DPC Partai Demokrasi Indonesia Perjuangan (PDIP) Kota Surabaya menyatakan Lebaran atau Hari Raya Idul Fitri 1 Syawal 1444 Hijriah merupakan momen untuk memperkuat silaturahim antarwarga.

"Selamat Hari Raya Idul Fitri, 1 Syawal 1444 Hijriah. Selamat merayakan Lebaran dengan penuh kebahagiaan," kata Ketua DPC PDIP Surabaya Adi Sutarwijono di Surabaya, Sabtu.

Menurut dia, keluarga besar PDI Perjuangan Kota Surabaya menyambut datangnya Idul Fitri dengan penuh suka cita.

Para kader banteng menikmati kebahagiaan Lebaran bersama sanak keluarga, warga masyarakat, saling bermaaf-maafan, berjabat tangan dan memperkuat tali silaturahim.

"Kami menyampaikan permohonan maaf lahir dan batin kepada seluruh warga. Minal aidin walfaidzin. Ke depan, kami semua akan bekerja lebih keras lagi untuk meningkatkan pengabdian kepada masyarakat, menyempurnakan kekurangan dalam proses pelayanan kepada warga," ujar Cak Awi, sapaan akrabnya.

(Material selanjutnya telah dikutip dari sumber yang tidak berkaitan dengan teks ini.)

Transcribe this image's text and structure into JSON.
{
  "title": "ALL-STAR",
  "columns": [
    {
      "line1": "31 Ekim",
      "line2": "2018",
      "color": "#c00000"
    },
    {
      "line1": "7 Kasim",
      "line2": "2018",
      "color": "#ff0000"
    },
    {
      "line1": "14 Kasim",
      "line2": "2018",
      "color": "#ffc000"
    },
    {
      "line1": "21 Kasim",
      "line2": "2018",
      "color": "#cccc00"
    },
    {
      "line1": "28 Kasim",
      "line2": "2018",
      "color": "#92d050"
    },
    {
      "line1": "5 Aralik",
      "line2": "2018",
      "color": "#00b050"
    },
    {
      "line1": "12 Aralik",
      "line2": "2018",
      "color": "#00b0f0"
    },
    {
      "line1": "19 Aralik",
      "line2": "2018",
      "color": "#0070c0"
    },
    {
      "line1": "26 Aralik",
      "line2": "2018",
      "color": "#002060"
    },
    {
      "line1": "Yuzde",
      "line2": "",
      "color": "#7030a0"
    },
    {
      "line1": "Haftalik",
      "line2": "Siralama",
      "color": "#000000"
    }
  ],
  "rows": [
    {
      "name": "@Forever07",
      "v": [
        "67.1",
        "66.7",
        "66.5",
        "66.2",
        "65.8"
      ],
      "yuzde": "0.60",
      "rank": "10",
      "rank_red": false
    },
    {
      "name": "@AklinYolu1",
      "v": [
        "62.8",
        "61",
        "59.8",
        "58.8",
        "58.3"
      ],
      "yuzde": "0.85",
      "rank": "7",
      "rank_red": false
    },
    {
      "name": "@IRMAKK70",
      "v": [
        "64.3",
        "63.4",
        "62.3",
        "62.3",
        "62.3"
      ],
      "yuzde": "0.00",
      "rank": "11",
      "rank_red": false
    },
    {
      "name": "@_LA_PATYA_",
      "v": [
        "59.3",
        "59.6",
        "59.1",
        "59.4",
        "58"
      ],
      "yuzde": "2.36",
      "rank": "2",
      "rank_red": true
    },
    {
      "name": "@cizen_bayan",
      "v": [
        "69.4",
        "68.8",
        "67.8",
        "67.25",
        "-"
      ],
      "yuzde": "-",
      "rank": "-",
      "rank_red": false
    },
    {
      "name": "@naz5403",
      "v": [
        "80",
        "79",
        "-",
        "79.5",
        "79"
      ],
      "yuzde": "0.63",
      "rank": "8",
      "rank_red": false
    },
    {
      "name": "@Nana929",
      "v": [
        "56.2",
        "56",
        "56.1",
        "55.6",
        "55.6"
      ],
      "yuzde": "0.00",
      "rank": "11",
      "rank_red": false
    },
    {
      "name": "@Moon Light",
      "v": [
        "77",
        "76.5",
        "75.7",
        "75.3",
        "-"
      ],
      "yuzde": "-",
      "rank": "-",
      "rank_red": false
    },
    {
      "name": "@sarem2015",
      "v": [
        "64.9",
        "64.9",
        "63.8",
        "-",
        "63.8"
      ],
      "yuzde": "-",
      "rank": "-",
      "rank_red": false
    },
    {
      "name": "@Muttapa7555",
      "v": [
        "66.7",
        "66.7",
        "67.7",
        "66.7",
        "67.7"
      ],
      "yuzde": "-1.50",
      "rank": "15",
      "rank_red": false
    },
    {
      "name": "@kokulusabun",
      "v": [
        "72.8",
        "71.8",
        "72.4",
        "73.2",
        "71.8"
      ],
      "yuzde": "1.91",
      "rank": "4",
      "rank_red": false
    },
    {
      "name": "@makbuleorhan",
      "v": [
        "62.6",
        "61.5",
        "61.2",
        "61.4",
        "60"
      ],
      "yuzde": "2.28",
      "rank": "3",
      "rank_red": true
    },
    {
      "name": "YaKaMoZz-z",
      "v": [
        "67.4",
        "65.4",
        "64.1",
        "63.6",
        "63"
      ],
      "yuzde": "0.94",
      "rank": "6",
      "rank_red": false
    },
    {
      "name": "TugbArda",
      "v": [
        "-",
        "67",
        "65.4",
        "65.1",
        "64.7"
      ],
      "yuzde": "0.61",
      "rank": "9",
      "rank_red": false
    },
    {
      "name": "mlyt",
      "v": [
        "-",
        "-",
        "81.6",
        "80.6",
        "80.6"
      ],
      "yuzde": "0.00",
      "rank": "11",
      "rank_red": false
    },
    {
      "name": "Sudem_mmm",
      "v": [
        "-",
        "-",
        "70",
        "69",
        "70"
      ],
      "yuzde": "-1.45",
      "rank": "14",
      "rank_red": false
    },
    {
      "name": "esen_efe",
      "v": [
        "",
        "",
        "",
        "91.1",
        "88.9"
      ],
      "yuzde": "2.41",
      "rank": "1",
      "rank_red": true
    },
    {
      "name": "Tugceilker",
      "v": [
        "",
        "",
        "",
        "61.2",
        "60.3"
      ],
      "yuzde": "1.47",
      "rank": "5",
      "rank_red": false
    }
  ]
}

Ia menambahkan, tradisi Lebaran diiringi dengan membuka pintu maaf bagi siapapun. Tak ada manusia yang sempurna, dan pasti memiliki kesalahan dalam menjalani setiap fase kehidupan. 

"Memaafkan dan dimaafkan adalah keniscayaan dalam proses kehidupan kehidupan manusia. Inilah indahnya Lebaran, indahnya Idul Fitri, dimana kita saling membuka diri untuk meminta maaf sekaligus memaafkan siapapun," ujarnya.

Melalui tradisi unjung-unjung, kata Cak Awi, Lebaran juga menjadi momentum indah untuk bergembira bersama keluarga tercinta, sanak keluarga, tetangga dan handai taulan. 

"Semuanya berkumpul, berbagi cerita apa saja dengan sanak kerabat. Mungkin bercerita soal lika-liku kehidupan selama ini, makanan favorit, hobi olahraga, dan sebagainya. Semuanya menjadi warna-warni yang menambah kesan saat berkumpul bersama keluarga," tutur ketua DPRD Kota Surabaya tersebut.

Hal itu, lanjut dia, tentunya juga tak akan luput dari cerita saat berkumpul bersama keluarga adalah perjalanan mudik ke kampung halaman. Melintasi ratusan kilometer jalanan tentu menyisakan banyak cerita.

"Mudik selalu penuh warna, dan inilah penanda kemeriahan Lebaran yang khas Indonesia. Kita bersyukur, mudik juga telah mampu menggerakkan perekonomian, sehingga ekonomi rakyat terus terjaga dengan relatif baik," ucapnya.

Pada momentum Lebaran, ia mengajak semua warga untuk meningkatkan kepedulian kepada lingkungan sekitar, terutama para tetangga.

Meski Surabaya telah menjadi kota metropolitan, suasana keguyuban antarwarganya tak boleh hilang. Tradisi unjung-unjung telah memperkuat keguyuban dan tali persaudaraan di antara warga masyarakat.

"Kepedulian kepada tetangga sangat penting. Mari tengok kondisinya. Rasa saling peduli ini yang menjaga Surabaya tetap menjadi kota metropolitan namun selalu penuh kisah-kisah humanis dalam keseharian warganya. Jangan ada sikap individualisme dalam kehidupan antarwarga," kata alumnus Universitas Airlangga tersebut.

Salah satu momentum merajut kepedulian dengan lingkungan sekitar adalah penyelenggaraan halal bihalal yang marak di kampung-kampung se-Surabaya. Biasanya di tingkat RT dan RW digelar halal bihalal. 

Adi menjelaskan, tradisi halal bihalal di masyarakat Indonesia lahir dari dialog Presiden pertama Ir Soekarno dan ulama NU KH Wahab Chasbullah.

Pada 1948, saat awal republik berdiri masih diwarnai banyak pertentangan politik, Bung Karno meminta pendapat dari KH Wahab Chasbullah, kemudian diberikan saran agar diselenggarakan silaturahim antar-anak bangsa. 

Bung Karno meminta istilah selain silaturahim sehingga tercetuslah “halal bihalal”, suatu penanda bahwa setiap pertentangan dan konflik antaranak bangsa harus saling dimintakan maaf sehingga semua menjadi “halal”.

"Semarakkan halal bihalal di kampung-kampung, untuk menjadi sarana saling peduli antarwarga. Juga melibatkan UMKM kampung untuk pemenuhan kebutuhan. Semuanya indah dan guyub, dan saling menumbuhkan," kata Cak Awi.